Lesetipp/Die Tagespost: Alle buhlen um Afrika

Der Westen hat in Afrika an Ansehen verloren. China und Russland profitieren. Ein Blick auf die afrikanische Landkarte genügt, um festzustellen, dass dem Westen der afrikanische Boden unter den Füßen weggezogen wird: Die vorzeitig beendeten UN-Missionen in Mali und dem Kongo, die Raum für eine zunehmende russische Militärpräsenz geschaffen haben, die chinesischen Projekte der neuen Seidenstraße, die den Kontinent vereinnahmen und der Auftritt arabischer Player, denen bereitwillig der rote Teppich ausgerollt wird, befördern ans Tageslicht, was sich über Jahre unbemerkt unter der Oberfläche zusammengebraut hat: das Vertrauen in den Westen ist erodiert.

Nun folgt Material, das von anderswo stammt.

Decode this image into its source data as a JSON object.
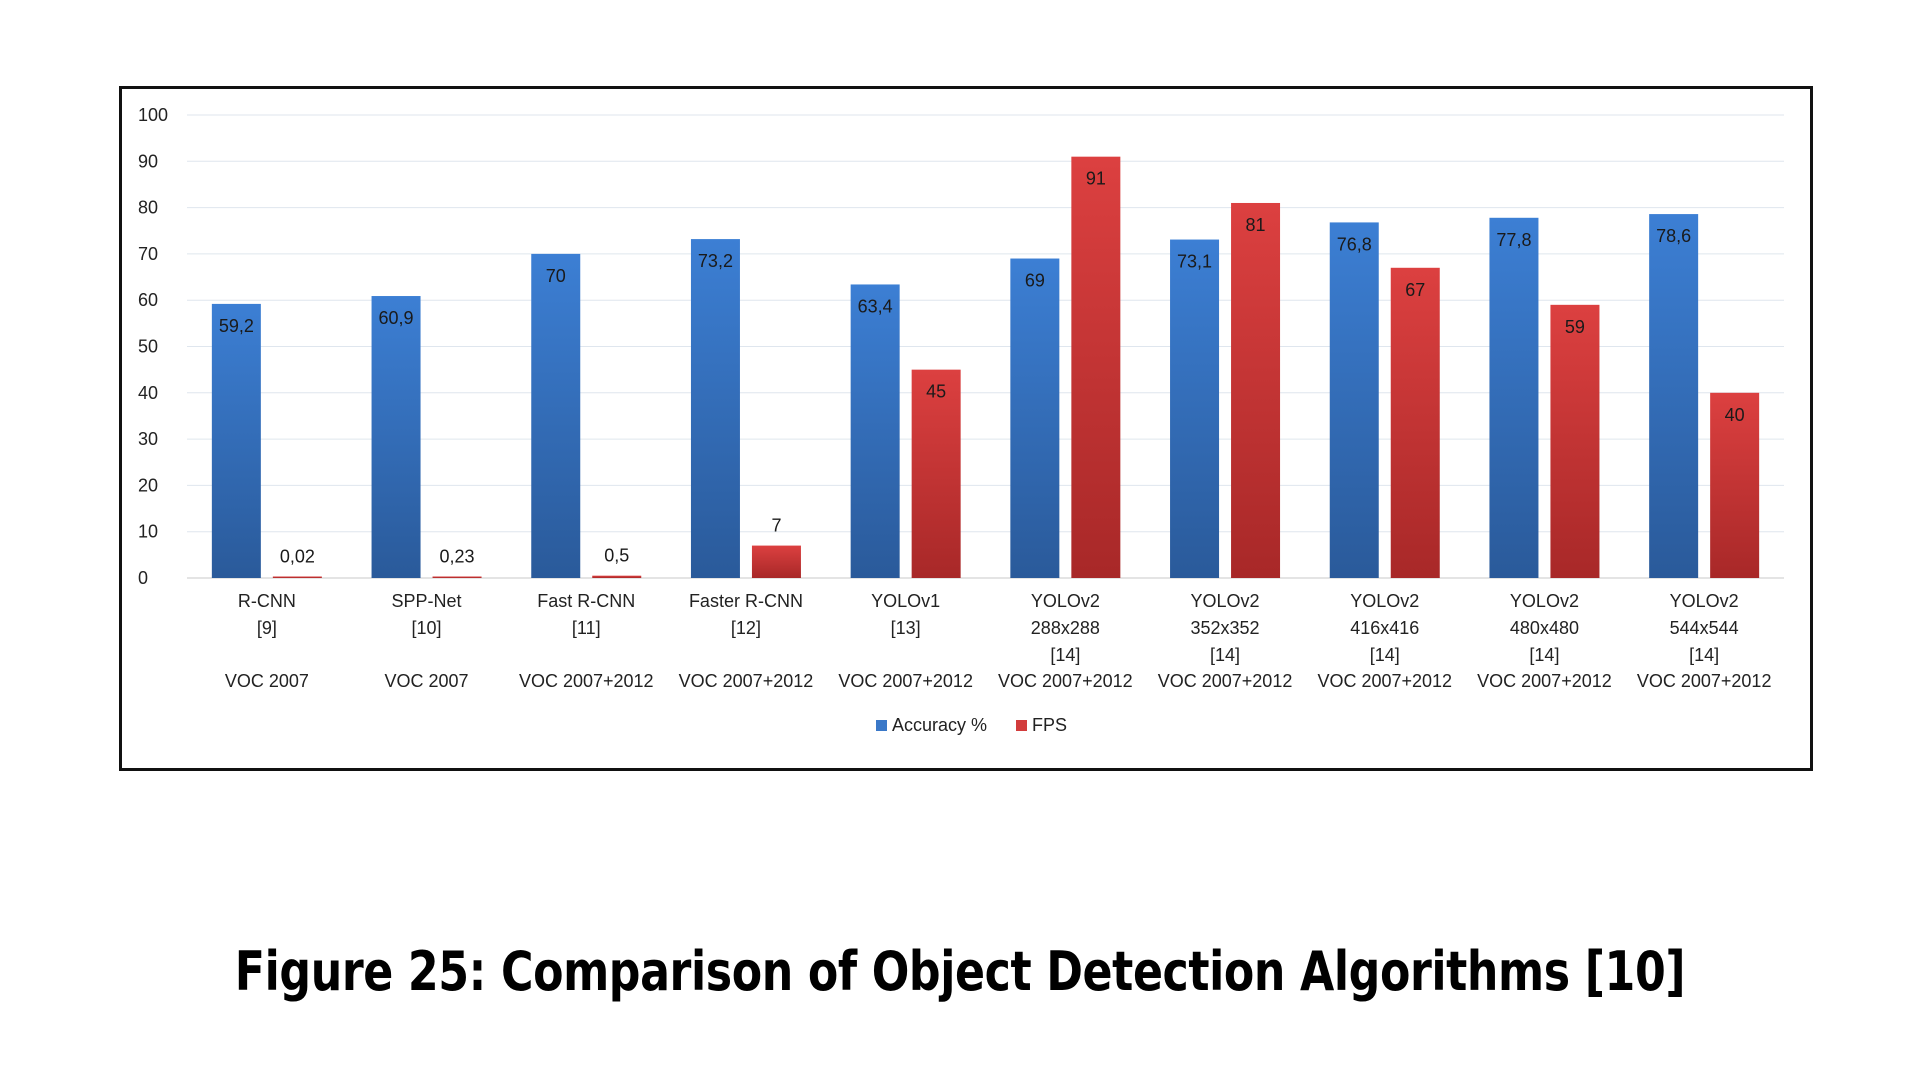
{
  "caption": "Figure 25: Comparison of Object Detection Algorithms [10]",
  "chart_data": {
    "type": "bar",
    "categories": [
      [
        "R-CNN",
        "[9]",
        "",
        "VOC 2007"
      ],
      [
        "SPP-Net",
        "[10]",
        "",
        "VOC 2007"
      ],
      [
        "Fast R-CNN",
        "[11]",
        "",
        "VOC 2007+2012"
      ],
      [
        "Faster R-CNN",
        "[12]",
        "",
        "VOC 2007+2012"
      ],
      [
        "YOLOv1",
        "[13]",
        "",
        "VOC 2007+2012"
      ],
      [
        "YOLOv2",
        "288x288",
        "[14]",
        "VOC 2007+2012"
      ],
      [
        "YOLOv2",
        "352x352",
        "[14]",
        "VOC 2007+2012"
      ],
      [
        "YOLOv2",
        "416x416",
        "[14]",
        "VOC 2007+2012"
      ],
      [
        "YOLOv2",
        "480x480",
        "[14]",
        "VOC 2007+2012"
      ],
      [
        "YOLOv2",
        "544x544",
        "[14]",
        "VOC 2007+2012"
      ]
    ],
    "series": [
      {
        "name": "Accuracy %",
        "color": "#3a78c8",
        "values": [
          59.2,
          60.9,
          70,
          73.2,
          63.4,
          69,
          73.1,
          76.8,
          77.8,
          78.6
        ],
        "labels": [
          "59,2",
          "60,9",
          "70",
          "73,2",
          "63,4",
          "69",
          "73,1",
          "76,8",
          "77,8",
          "78,6"
        ]
      },
      {
        "name": "FPS",
        "color": "#d23c3c",
        "values": [
          0.02,
          0.23,
          0.5,
          7,
          45,
          91,
          81,
          67,
          59,
          40
        ],
        "labels": [
          "0,02",
          "0,23",
          "0,5",
          "7",
          "45",
          "91",
          "81",
          "67",
          "59",
          "40"
        ]
      }
    ],
    "yticks": [
      0,
      10,
      20,
      30,
      40,
      50,
      60,
      70,
      80,
      90,
      100
    ],
    "ylim": [
      0,
      100
    ],
    "grid": true,
    "legend_position": "bottom"
  }
}
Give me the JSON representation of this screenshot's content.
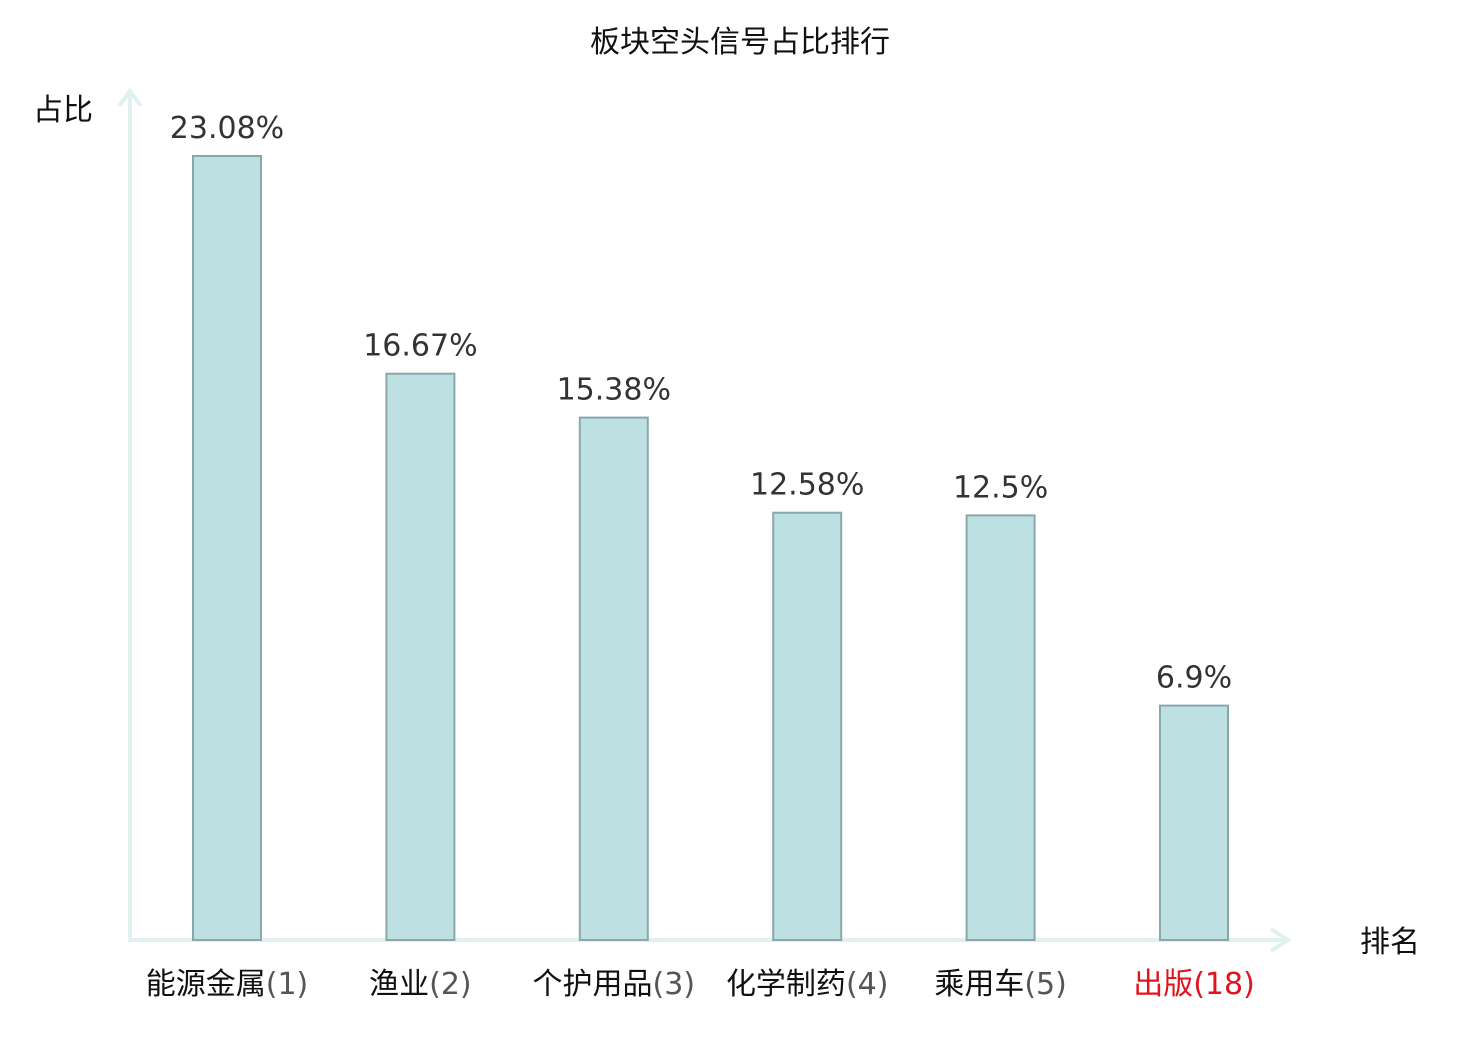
{
  "chart_data": {
    "type": "bar",
    "title": "板块空头信号占比排行",
    "ylabel": "占比",
    "xlabel": "排名",
    "categories": [
      {
        "name": "能源金属",
        "rank": "(1)",
        "highlight": false
      },
      {
        "name": "渔业",
        "rank": "(2)",
        "highlight": false
      },
      {
        "name": "个护用品",
        "rank": "(3)",
        "highlight": false
      },
      {
        "name": "化学制药",
        "rank": "(4)",
        "highlight": false
      },
      {
        "name": "乘用车",
        "rank": "(5)",
        "highlight": false
      },
      {
        "name": "出版",
        "rank": "(18)",
        "highlight": true
      }
    ],
    "values": [
      23.08,
      16.67,
      15.38,
      12.58,
      12.5,
      6.9
    ],
    "value_labels": [
      "23.08%",
      "16.67%",
      "15.38%",
      "12.58%",
      "12.5%",
      "6.9%"
    ],
    "ylim": [
      0,
      25
    ],
    "grid": false,
    "colors": {
      "bar_fill": "#bde0e3",
      "bar_stroke": "#8aa8ab",
      "axis": "#e0f2ef",
      "highlight_text": "#e0141e",
      "normal_text": "#111111",
      "rank_text": "#555555"
    }
  }
}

Die Ampel-Minister versuchen im Schnelldurchlauf nachzuholen, was in Jahrzehnten verpasst wurde: eine Partnerschaft auf Augenhöhe zu etablieren. Doch die Strategie wird auf dem afrikanischen Kontinent eher mit zynischem Lächeln zur Kenntnis genommen als mit offenen Armen empfangen. Zu durchschaubar ist die westliche Erkenntnis, dass man Afrika zur Regelung der Migration, für die Beschaffung kritischer Rohstoffe und zur Bekämpfung des Arbeitskräftemangels braucht, und nicht China das Feld überlassen möchte.